Campainha da casa, a cachorra Dendê avisa a dona, Neide Rigo, da aproximação de um estranho na porta. É hora do almoço; a mesa está posta. Sobre a toalha florida, com bainha cosida pela própria Neide, estão vagens orelha-de-padre refogadas e uma salada com serralha, capiçoba, ora-pro-nóbis, capuchinha e tomatinhos. Tudo recém-colhido no quintal, um espaço com 12 m² de terra onde Neide contou, da última vez, 52 espécies "úteis" (comestíveis ou fitoterápicas), fora as "inúteis".

"Sempre tive necessidade de mexer com a terra. Fazia isso desde que morava no Crusp, nos anos 80", conta Neide Rigo, nutricionista de formação e roceira urbana assumida que compartilha suas experiências no blog Come-se (come-se.blogspot.com). "Plantava café e chuchu no campus, colhia matinhos comestíveis e fazia pão."

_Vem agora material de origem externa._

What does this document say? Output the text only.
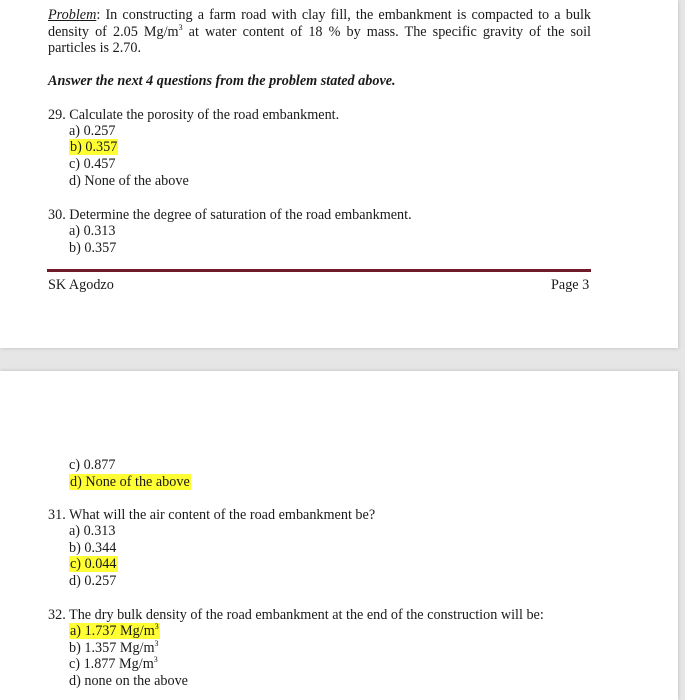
Problem: In constructing a farm road with clay fill, the embankment is compacted to a bulk density of 2.05 $Mg/m^3$ at water content of 18 % by mass. The specific gravity of the soil particles is 2.70.
Answer the next 4 questions from the problem stated above.
29. Calculate the porosity of the road embankment.
a) 0.257
b) 0.357
c) 0.457
d) None of the above
30. Determine the degree of saturation of the road embankment.
a) 0.313
b) 0.357
SK Agodzo	Page 3
c) 0.877
d) None of the above
31. What will the air content of the road embankment be?
a) 0.313
b) 0.344
c) 0.044
d) 0.257
32. The dry bulk density of the road embankment at the end of the construction will be:
a) 1.737 $Mg/m^3$
b) 1.357 $Mg/m^3$
c) 1.877 $Mg/m^3$
d) none on the above
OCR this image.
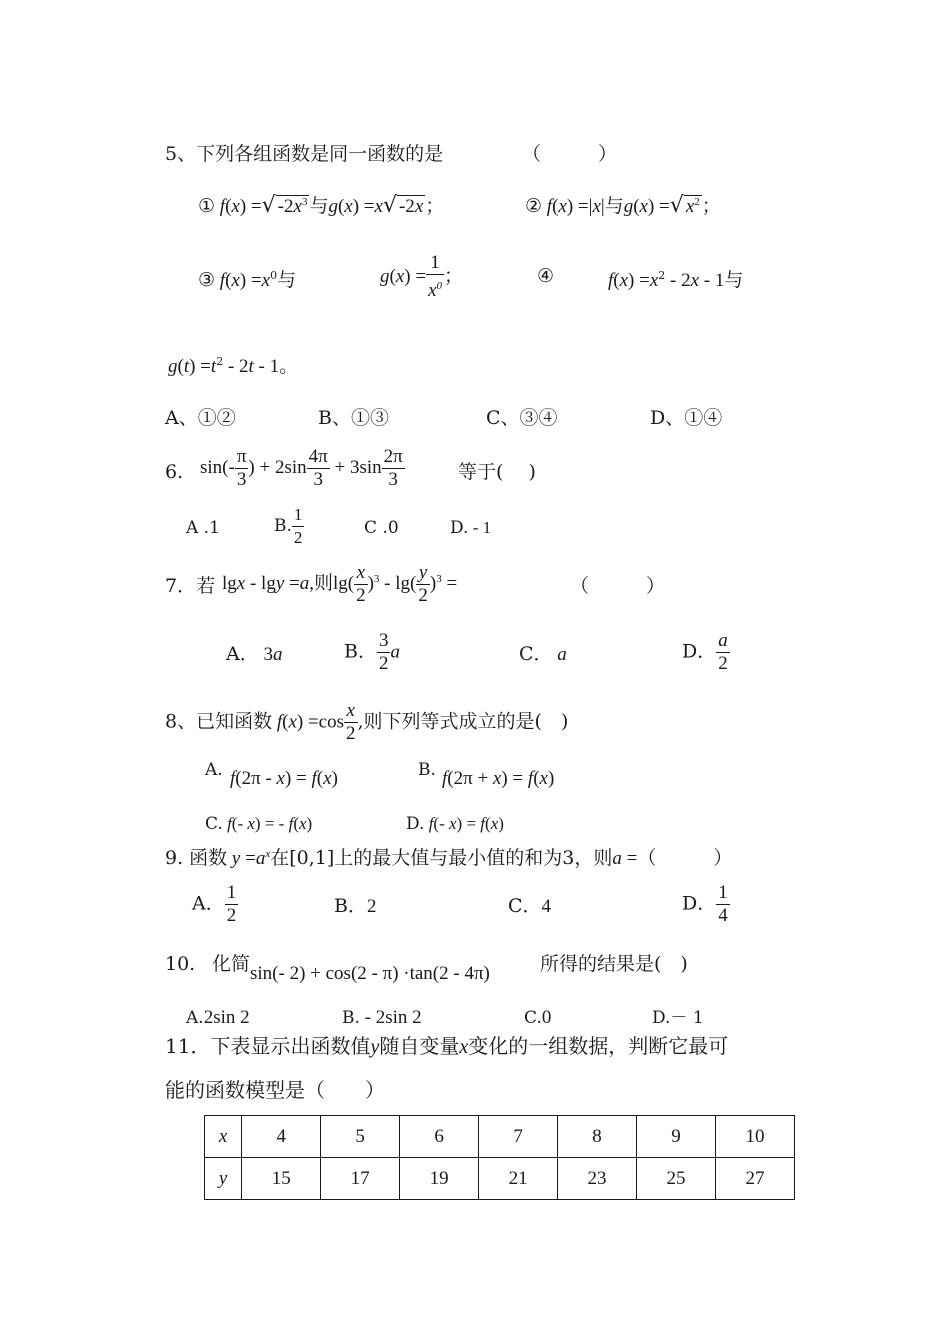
5、下列各组函数是同一函数的是	（　　　）
① f(x) =√ $-2x^3$ 与g(x) =x√ -2x ；	② f(x) =|x|与g(x) =√ $x^2$ ；
③ $f(x) =x^0$与	$g(x) = \frac{1}{x^0}$ ；	④	$f(x) =x^2 - 2x - 1$与
$g(t) =t^2 - 2t - 1$。
A、①②	B、①③	C、③④	D、①④
6. $\sin(- \frac{\pi}{3}$ ) + $2\sin \frac{4\pi}{3} + 3\sin \frac{2\pi}{3}$	等于(　 )
A .1	B. $\frac{1}{2}$	C .0	D. - 1
7．若 lgx - lgy =a,则$\lg( \frac{x}{2} )^3 - \lg( \frac{y}{2} )^3$ =	（　　　）
A． 3a	B． $\frac{3}{2}$ a	C． a	D． $\frac{a}{2}$
8、已知函数 $f(x) =\cos \frac{x}{2}$ ,则下列等式成立的是(　)
A. f(2π - x) = f(x)	B. f(2π + x) = f(x)
C. f(- x) = - f(x)	D. f(- x) = f(x)
9. 函数 $y =a^x$在[0,1]上的最大值与最小值的和为3，则a =（　　　）
A． $\frac{1}{2}$	B．2	C．4	D． $\frac{1}{4}$
10. 化简 sin(- 2) + cos(2 - π) ·tan(2 - 4π)	所得的结果是(　)
A.2sin 2	B. - 2sin 2	C.0	D.－ 1
11．下表显示出函数值y随自变量x变化的一组数据，判断它最可
能的函数模型是（　　）
x	4	5	6	7	8	9	10
y	15	17	19	21	23	25	27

Pão de mercado, aliás, só entra na casa de Neide quando ela não está e a filha compra. A linhagem atual de fermento natural (levin) da nutricionista tem três anos e descende do da amiga e chef Mari Hirata. Com ele, prepara fornadas semanais para consumo da família e para presentear - é impossível sair da casa de Neide sem um pão numa mão, uma(s) muda(s) de alguma(s) planta(s) na outra e uma nova informação borbulhando na cabeça.

Feito em casa. A cria mais recente por lá são abelhas selvagens sem ferrão trazidas de Porto Alegre. No fim do ano, Neide vai extrair mel pela primeira vez das três caixas de abelhas jataí. Mel que poderá ser usado para adoçar o iogurte produzido diariamente pelo keffir de 7 anos - colônia de bactérias e leveduras que fermentam o leite.

O que mais Neide faz em casa? "De um tudo", como diz. Cultiva brotos de amendoim, lentilha, ervilha e feijão; aproveita ossos e carcaças para fazer caldo e as gorduras para cozinhar; transforma em leite a polpa do coco verde; faz macarrão, manteiga de amendoim, geleia e molho de pimenta - e até sabão. "Ah, esqueci de dizer que também faço panela de barro, viu?

"Não me animo em comprar o que sei fazer. Dá prazer ver que tenho essa capacidade. E tem essa coisa da procedência, me sinto mais segura assim."